School start times should be delayed to benefit student well-being

A later start time could help but it won’t solve all student stress

artwork by Jasmine Tan

As the Midway sees it…

There’s nothing worse for a high school student than the sound of an alarm ripping them away from precious hours of sleep. Few question this seemingly archaic ritual of starting school early that only gained popularity in the 1970s.

In the face of growing scientific consensus, U-High should delay school start times to 8:30 a.m. to promote student wellness.

The circadian rhythm of adolescents is different than that of adults, often leading teens to feel unable to go to sleep until 11 p.m. By then, with an early school start, it is too late to get the 9.25 hours of sleep recommended by the American Psychological Association to optimally function and remain healthy.

Results of Lab’s 2019 Health and Wellness survey show high school students sleep an average of seven hours on a school night, far below the recommended amount.

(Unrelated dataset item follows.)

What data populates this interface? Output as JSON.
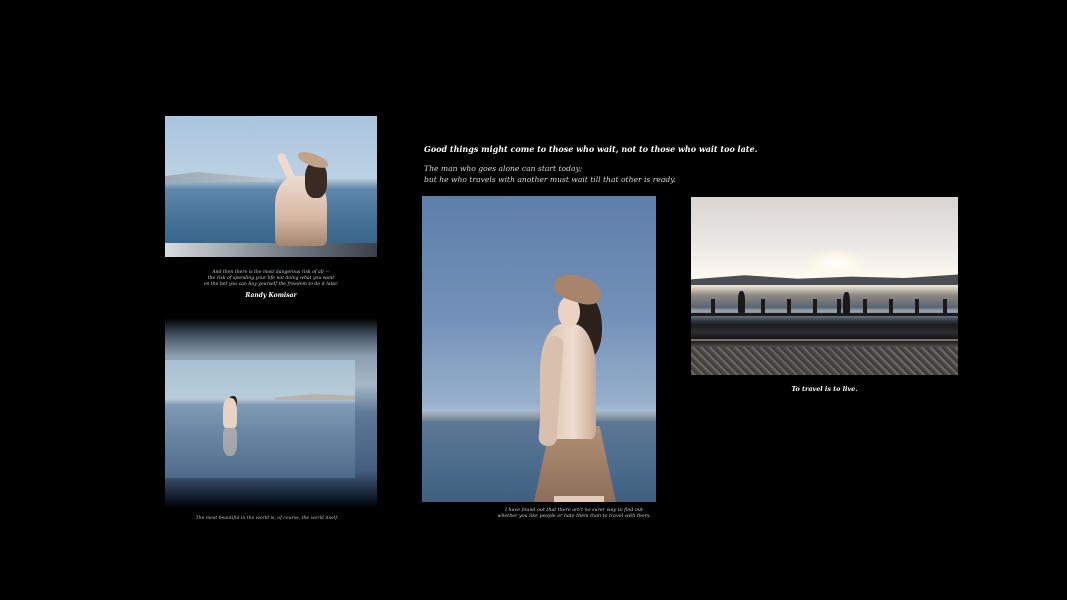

Not getting enough sleep during adolescence has been linked with a higher risk of obesity, diabetes, injury, poor mental health and problems with attention and behavior according to the Centers for Disease Control and Prevention.

Though delaying the start of school may initially seem far-fetched, the growing number of schools who switch observe many positive results including higher grades, a decrease in sports-related injuries, higher levels of engagement during class and a higher attendance rate. Additionally, parent-led groups in the school are already advocating for a later start time to the administration.

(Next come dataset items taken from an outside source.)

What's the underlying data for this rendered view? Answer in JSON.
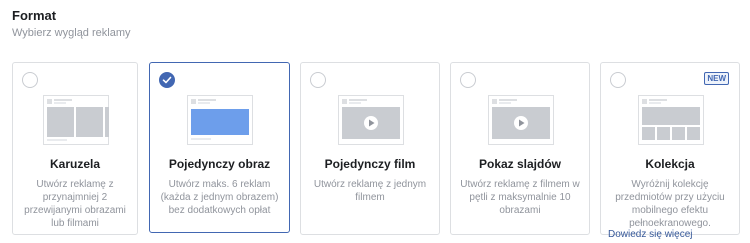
{
  "header": {
    "title": "Format",
    "subtitle": "Wybierz wygląd reklamy"
  },
  "cards": [
    {
      "title": "Karuzela",
      "desc": "Utwórz reklamę z przynajmniej 2 przewijanymi obrazami lub filmami",
      "selected": false,
      "icon": "carousel-thumbnail"
    },
    {
      "title": "Pojedynczy obraz",
      "desc": "Utwórz maks. 6 reklam (każda z jednym obrazem) bez dodatkowych opłat",
      "selected": true,
      "icon": "single-image-thumbnail"
    },
    {
      "title": "Pojedynczy film",
      "desc": "Utwórz reklamę z jednym filmem",
      "selected": false,
      "icon": "single-video-thumbnail"
    },
    {
      "title": "Pokaz slajdów",
      "desc": "Utwórz reklamę z filmem w pętli z maksymalnie 10 obrazami",
      "selected": false,
      "icon": "slideshow-thumbnail"
    },
    {
      "title": "Kolekcja",
      "desc": "Wyróżnij kolekcję przedmiotów przy użyciu mobilnego efektu pełnoekranowego.",
      "selected": false,
      "icon": "collection-thumbnail",
      "badge": "NEW"
    }
  ],
  "learn_more": "Dowiedz się więcej",
  "colors": {
    "accent": "#4267b2",
    "border": "#dddfe2",
    "muted": "#90949c",
    "link": "#365899"
  }
}
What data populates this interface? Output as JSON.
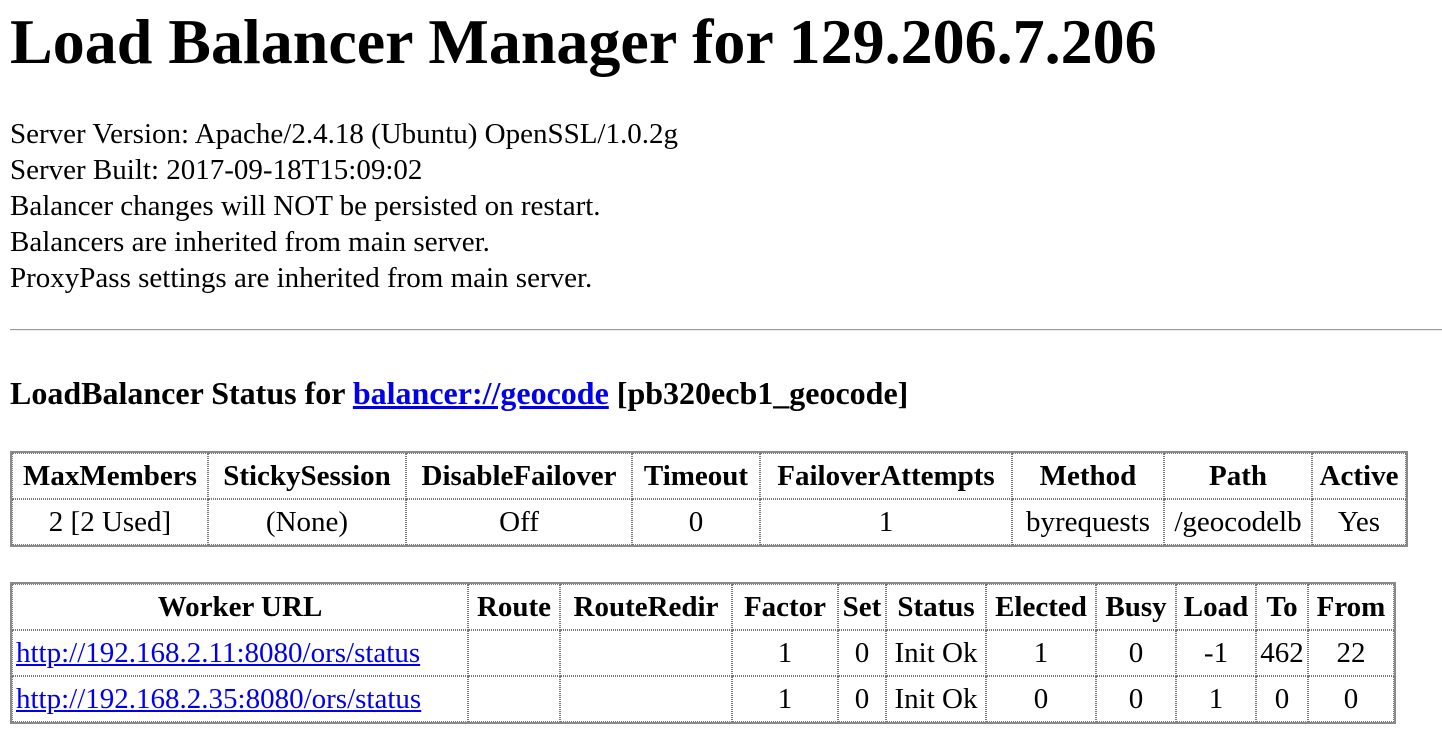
{
  "page": {
    "title": "Load Balancer Manager for 129.206.7.206"
  },
  "server_info": [
    "Server Version: Apache/2.4.18 (Ubuntu) OpenSSL/1.0.2g",
    "Server Built: 2017-09-18T15:09:02",
    "Balancer changes will NOT be persisted on restart.",
    "Balancers are inherited from main server.",
    "ProxyPass settings are inherited from main server."
  ],
  "balancer": {
    "heading_prefix": "LoadBalancer Status for ",
    "link_text": "balancer://geocode",
    "heading_suffix": " [pb320ecb1_geocode]",
    "link_color": "#0000ee"
  },
  "balancer_table": {
    "headers": [
      "MaxMembers",
      "StickySession",
      "DisableFailover",
      "Timeout",
      "FailoverAttempts",
      "Method",
      "Path",
      "Active"
    ],
    "row": [
      "2 [2 Used]",
      "(None)",
      "Off",
      "0",
      "1",
      "byrequests",
      "/geocodelb",
      "Yes"
    ]
  },
  "worker_table": {
    "headers": [
      "Worker URL",
      "Route",
      "RouteRedir",
      "Factor",
      "Set",
      "Status",
      "Elected",
      "Busy",
      "Load",
      "To",
      "From"
    ],
    "rows": [
      {
        "url": "http://192.168.2.11:8080/ors/status",
        "route": "",
        "route_redir": "",
        "factor": "1",
        "set": "0",
        "status": "Init Ok",
        "elected": "1",
        "busy": "0",
        "load": "-1",
        "to": "462",
        "from": "22"
      },
      {
        "url": "http://192.168.2.35:8080/ors/status",
        "route": "",
        "route_redir": "",
        "factor": "1",
        "set": "0",
        "status": "Init Ok",
        "elected": "0",
        "busy": "0",
        "load": "1",
        "to": "0",
        "from": "0"
      }
    ]
  }
}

Seattle Public Schools began a later start time beginning in 2016. Though initial concerns suggested a later-starting school day would negatively affect sports teams or clubs, such concerns were eventually accommodated or deemed a worthwhile sacrifice for the many benefits provided. The American Association for the Advancement of Science concluded that the grades of a student in an average school in Seattle increased by a median of 4.5% for every 34 minutes that the start of school was delayed.

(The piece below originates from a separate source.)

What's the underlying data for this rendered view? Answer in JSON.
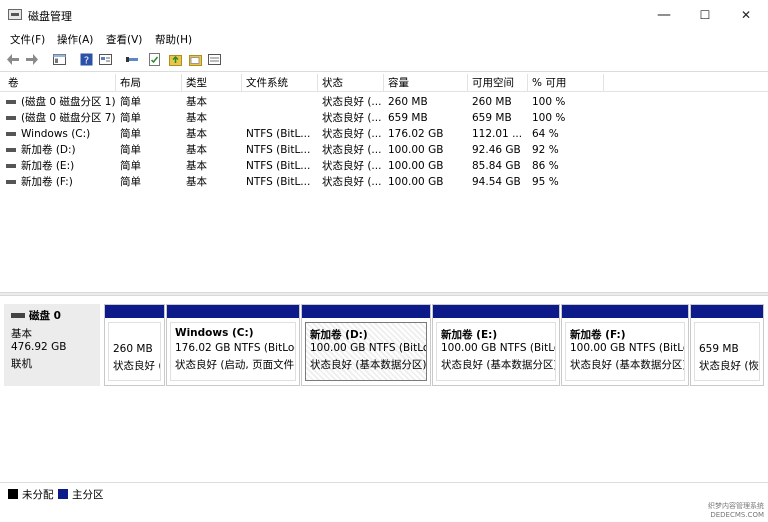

Though later start times for schools are a great idea with many significant benefits, students should be reluctant to expect a complete reversal of all stress and anxiety.

A 2019 study, published by the National Academies of Sciences, Engineering and
Medicine states that students in high-achieving schools like Lab are “at risk” for more anxiety due to their high-pressure, hyper-competitive environments.

This is a cultural problem that can only be addressed in the long-term and on a societal scale. It cannot be solved simply by delaying the time that schools start.

In summary, delaying the start of school to 8:30 a.m. would have significant benefits including higher grades, and while it is not a comprehensive solution for student stress, it is a substantial step in the right direction.